Six months after star AI ethics researcher Timnit Gebru said Google fired her over an academic paper scrutinizing a technology that powers some of the company's key products, the company says it's still deeply committed to ethical AI research. It promised to double its research staff studying responsible AI to 200 people, and CEO Sundar Pichai has pledged his support to fund more ethical AI projects. Jeff Dean, the company's head of AI, said in May that while the controversy surrounding Gebru's departure was a "reputational hit," it's time to move on.

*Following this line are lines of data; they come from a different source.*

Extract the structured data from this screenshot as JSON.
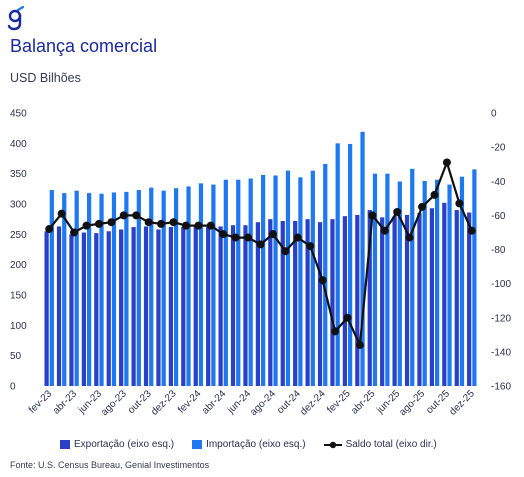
{
  "header": {
    "logo_text": "g",
    "title": "Balança comercial",
    "subtitle": "USD Bilhões"
  },
  "legend": {
    "export_label": "Exportação (eixo esq.)",
    "import_label": "Importação (eixo esq.)",
    "balance_label": "Saldo total (eixo dir.)"
  },
  "footer": {
    "source": "Fonte: U.S. Census Bureau, Genial Investimentos"
  },
  "colors": {
    "export": "#2a40c8",
    "import": "#1e78f0",
    "balance": "#111111",
    "brand": "#1a2a9a"
  },
  "chart_data": {
    "type": "bar",
    "title": "Balança comercial",
    "ylabel": "USD Bilhões",
    "y_left_lim": [
      0,
      450
    ],
    "y_left_ticks": [
      0,
      50,
      100,
      150,
      200,
      250,
      300,
      350,
      400,
      450
    ],
    "y_right_lim": [
      -160,
      0
    ],
    "y_right_ticks": [
      0,
      -20,
      -40,
      -60,
      -80,
      -100,
      -120,
      -140,
      -160
    ],
    "x_tick_labels": [
      "fev-23",
      "abr-23",
      "jun-23",
      "ago-23",
      "out-23",
      "dez-23",
      "fev-24",
      "abr-24",
      "jun-24",
      "ago-24",
      "out-24",
      "dez-24",
      "fev-25",
      "abr-25",
      "jun-25",
      "ago-25",
      "out-25",
      "dez-25"
    ],
    "categories": [
      "fev-23",
      "mar-23",
      "abr-23",
      "mai-23",
      "jun-23",
      "jul-23",
      "ago-23",
      "set-23",
      "out-23",
      "nov-23",
      "dez-23",
      "jan-24",
      "fev-24",
      "mar-24",
      "abr-24",
      "mai-24",
      "jun-24",
      "jul-24",
      "ago-24",
      "set-24",
      "out-24",
      "nov-24",
      "dez-24",
      "jan-25",
      "fev-25",
      "mar-25",
      "abr-25",
      "mai-25",
      "jun-25",
      "jul-25",
      "ago-25",
      "set-25",
      "out-25",
      "nov-25",
      "dez-25"
    ],
    "series": [
      {
        "name": "Exportação (eixo esq.)",
        "axis": "left",
        "kind": "bar",
        "values": [
          255,
          263,
          250,
          253,
          252,
          255,
          258,
          262,
          263,
          258,
          262,
          262,
          263,
          262,
          263,
          265,
          265,
          270,
          275,
          272,
          272,
          275,
          270,
          275,
          280,
          282,
          290,
          278,
          280,
          282,
          285,
          293,
          302,
          290,
          286
        ]
      },
      {
        "name": "Importação (eixo esq.)",
        "axis": "left",
        "kind": "bar",
        "values": [
          323,
          318,
          322,
          318,
          317,
          319,
          320,
          323,
          327,
          322,
          326,
          329,
          334,
          332,
          340,
          340,
          342,
          348,
          347,
          355,
          344,
          355,
          366,
          400,
          399,
          419,
          350,
          350,
          337,
          358,
          338,
          340,
          332,
          345,
          357
        ]
      },
      {
        "name": "Saldo total (eixo dir.)",
        "axis": "right",
        "kind": "line",
        "values": [
          -68,
          -59,
          -70,
          -66,
          -65,
          -64,
          -60,
          -60,
          -64,
          -65,
          -64,
          -66,
          -66,
          -66,
          -71,
          -73,
          -73,
          -77,
          -71,
          -81,
          -73,
          -78,
          -98,
          -128,
          -120,
          -136,
          -60,
          -69,
          -58,
          -73,
          -55,
          -48,
          -29,
          -53,
          -69
        ]
      }
    ]
  }
}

But some current members of Google's tightly knit ethical AI group told Recode the reality is different from the one Google executives are publicly presenting. The 10-person group, which studies how artificial intelligence impacts society, is a subdivision of Google's broader new responsible AI organization. They say the team has been in a state of limbo for months, and that they have serious doubts company leaders can rebuild credibility in the academic community — or that they will listen to the group's ideas. Google has yet to hire replacements for the two former leaders of the team. Many members feel so adrift that they convene daily in a private messaging group to complain about leadership, manage themselves on an ad-hoc basis, and seek guidance from their former bosses. Some are considering leaving to work at other tech companies or to return to academia, and say their colleagues are thinking of doing the same.
"We want to continue our research, but it's really hard when this has gone on for months," said Alex Hanna, a researcher on the ethical AI team. Despite the challenges, Hanna added, individual researchers are trying to continue their work and effectively manage themselves — but if conditions don't change, "I don't see much of a path forward for ethics at Google in any kind of substantive way."
A spokesperson for Google's AI and research department declined to comment on the ethical AI team.